Despite these risks, there are some simple steps you can take to help your child stay safe. The next time your family heads out to play, keep these six tips from the American College of Emergency Physicians (ACEP) in mind.

1. Always supervise kids.

Younger children need an extra close eye. If the playground is so crowded that you can’t safely watch your child, come back another time.

2. Make sure the playground is properly maintained.

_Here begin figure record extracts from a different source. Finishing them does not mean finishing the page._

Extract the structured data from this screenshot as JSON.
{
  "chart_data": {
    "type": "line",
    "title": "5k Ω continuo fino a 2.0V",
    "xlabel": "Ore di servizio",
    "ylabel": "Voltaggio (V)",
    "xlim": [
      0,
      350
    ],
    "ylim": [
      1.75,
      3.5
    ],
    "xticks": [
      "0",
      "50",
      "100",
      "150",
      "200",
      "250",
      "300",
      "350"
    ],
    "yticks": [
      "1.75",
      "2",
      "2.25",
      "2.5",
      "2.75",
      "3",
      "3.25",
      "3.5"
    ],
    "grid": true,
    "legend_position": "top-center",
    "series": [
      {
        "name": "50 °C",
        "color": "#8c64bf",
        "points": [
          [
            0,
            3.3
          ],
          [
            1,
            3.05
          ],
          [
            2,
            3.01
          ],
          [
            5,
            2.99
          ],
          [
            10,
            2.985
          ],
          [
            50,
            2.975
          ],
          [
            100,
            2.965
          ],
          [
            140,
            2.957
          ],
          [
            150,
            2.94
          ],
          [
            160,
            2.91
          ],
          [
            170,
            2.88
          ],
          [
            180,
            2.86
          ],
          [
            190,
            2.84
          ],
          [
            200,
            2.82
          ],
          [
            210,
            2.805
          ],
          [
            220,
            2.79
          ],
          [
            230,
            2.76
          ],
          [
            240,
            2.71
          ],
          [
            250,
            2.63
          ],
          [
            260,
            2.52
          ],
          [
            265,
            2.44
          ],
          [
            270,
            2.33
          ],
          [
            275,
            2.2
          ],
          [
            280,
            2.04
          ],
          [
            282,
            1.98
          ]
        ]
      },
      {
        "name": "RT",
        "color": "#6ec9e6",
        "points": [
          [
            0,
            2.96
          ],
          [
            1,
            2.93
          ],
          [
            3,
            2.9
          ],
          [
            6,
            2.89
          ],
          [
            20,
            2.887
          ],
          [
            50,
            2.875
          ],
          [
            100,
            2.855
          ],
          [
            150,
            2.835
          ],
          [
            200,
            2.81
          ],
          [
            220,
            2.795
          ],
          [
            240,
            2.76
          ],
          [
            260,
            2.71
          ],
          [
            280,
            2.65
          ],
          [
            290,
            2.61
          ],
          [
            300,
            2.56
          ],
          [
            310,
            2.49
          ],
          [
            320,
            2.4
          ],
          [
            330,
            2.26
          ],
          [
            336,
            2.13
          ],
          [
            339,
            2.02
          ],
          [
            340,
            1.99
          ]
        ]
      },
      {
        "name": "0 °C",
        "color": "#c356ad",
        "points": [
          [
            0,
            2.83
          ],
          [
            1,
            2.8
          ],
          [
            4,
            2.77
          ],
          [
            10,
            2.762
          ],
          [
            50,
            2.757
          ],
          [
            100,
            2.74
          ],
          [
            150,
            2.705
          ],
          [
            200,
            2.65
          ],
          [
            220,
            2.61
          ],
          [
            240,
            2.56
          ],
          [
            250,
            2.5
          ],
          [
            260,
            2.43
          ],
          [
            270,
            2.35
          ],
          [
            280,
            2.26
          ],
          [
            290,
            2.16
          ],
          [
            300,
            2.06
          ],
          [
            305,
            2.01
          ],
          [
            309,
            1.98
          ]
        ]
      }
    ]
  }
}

Scan for broken equipment or hazards like glass, rocks or tree stumps. Check to make sure that there are guardrails on the equipment, too.

3. Look for soft landing spots.

Playgrounds should have cushiony material underneath—like wood chips or mulch.

4. Keep kids on age-appropriate equipment.

Check playground signs, and follow the posted age limits.

5. Teach your child safety rules.

Encourage your child to walk far away from moving swings and to avoid running, pushing or shoving others.

6. Don't let your child wear clothing with a hood or strings.

Hoods can block a child’s vision. And strings can pose a choking hazard.